I'm not sure it this is intentional or if this is a bug. RFC 3986
(http://tools.ietf.org/rfc/rfc3986.txt) implies that [ and ] are
reserved characters in the query part of URIs.
URI producing applications should percent-encode data octets that
correspond to characters in the reserved set unless these characters
are specifically allowed by the URI scheme to represent data in that
component.
The HTTP RFC (RFC 2616) references the older URI RFC (RFC 2396:
http://www.ietf.org/rfc/rfc2396.txt), which doesn't state that [ and ]
are reserved characters in the query. But the HTTP RFC doesn't
specifically allow them either. As it predates RFC 3986, I'm not sure
what is considered the best practice.
Obviously Rails is escaping some characters and not others, and it
isn't using Rack::Utils.escape to do the escaping.
Obviously Rails is escaping some characters and not others, and it
isn't using Rack::Utils.escape to do the escaping.
I don't believe this was done deliberately. A quick glance over the
git history didn't point anything obvious out. Do you want to take a
go at rationalising the escaping code a bit?
Prehaps josh can enlighten us as to the reason why the change was
made, since the commit message does not do so.
Nor does the message here:
Those commits don't really have any justification, so unless josh
pipes up I'd be tempted to reverse them.
However to play devil's advocate, the spec isn't exactly clear that
they *should* be escaped, and nothing seems to break with them *not*
being escaped. What makes you want them that way? Is it breaking
your app some how?
Those commits don't really have any justification, so unless josh
pipes up I'd be tempted to reverse them.
However to play devil's advocate, the spec isn't exactly clear that
they *should* be escaped, and nothing seems to break with them *not*
being escaped. What makes you want them that way?
As RFC 3986 is more recent and implies they should be escaped, and
rack and cgi both escape them, that seems like the more logical
choice. The current code specifically reverses the escaping done by
cgi, so it's actually doing more work. I can't see a benefit for
escaping the URI with rack and then unescaping just the brackets with
a gsub, other than the unescaped URI looks nicer. If a nicer look is
more important, why unescape just the brackets, why not unescape other
characters where it wouldn't break things?
Is it breaking your app some how?
It breaks some test code, that's all. Test code that works on 5 other
web frameworks and previous versions of Rails.
It's not a big deal either way, but I wanted to know rails-core
opinion before I decide whether to update my test code.

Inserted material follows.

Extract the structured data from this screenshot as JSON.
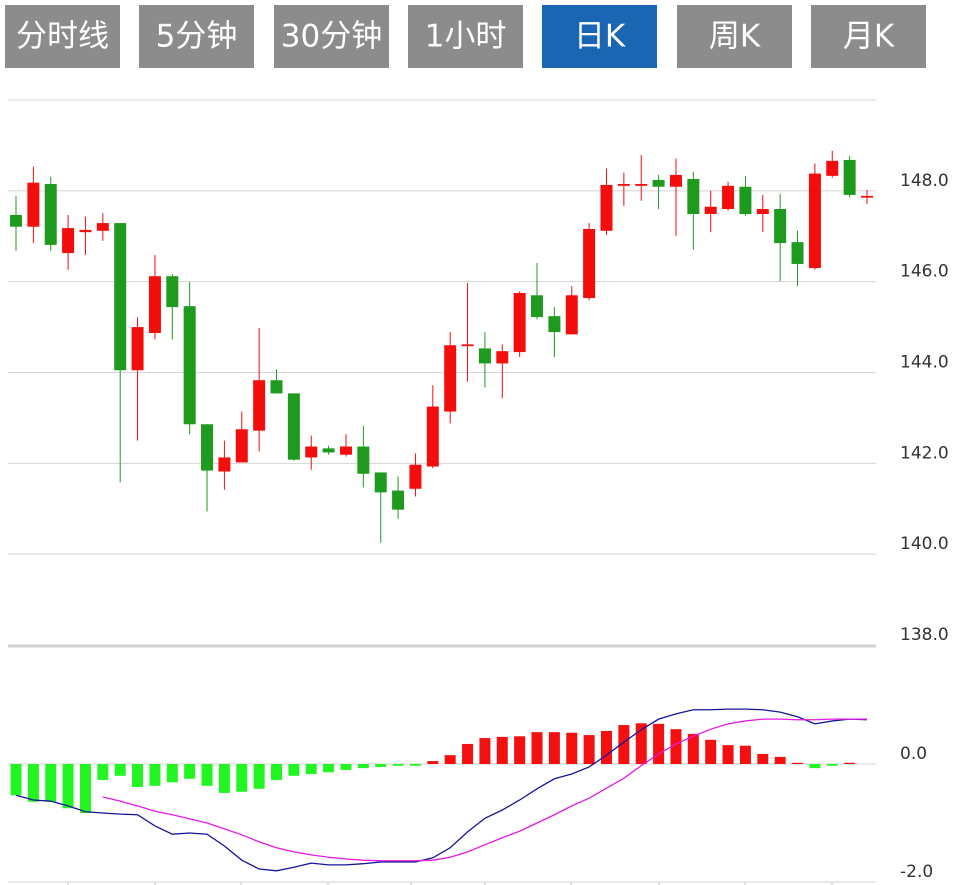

It breaks some test code, that's all. Test code that works on 5 other
web frameworks and previous versions of Rails.
It's not a big deal either way, but I wanted to know rails-core
opinion before I decide whether to update my test code.
I'll see if I can get something a bit more definitive from josh as to
why this was changed. Seems a toss up either way, but the current
method is certainly a bit messy and at the very least we shouldn't be
escaping / unescaping
It's been a month since this was last discussed, and there doesn't
appear to have been any related changes made. Should I add a issue to
lighthouse so that it's easier to keep track of this?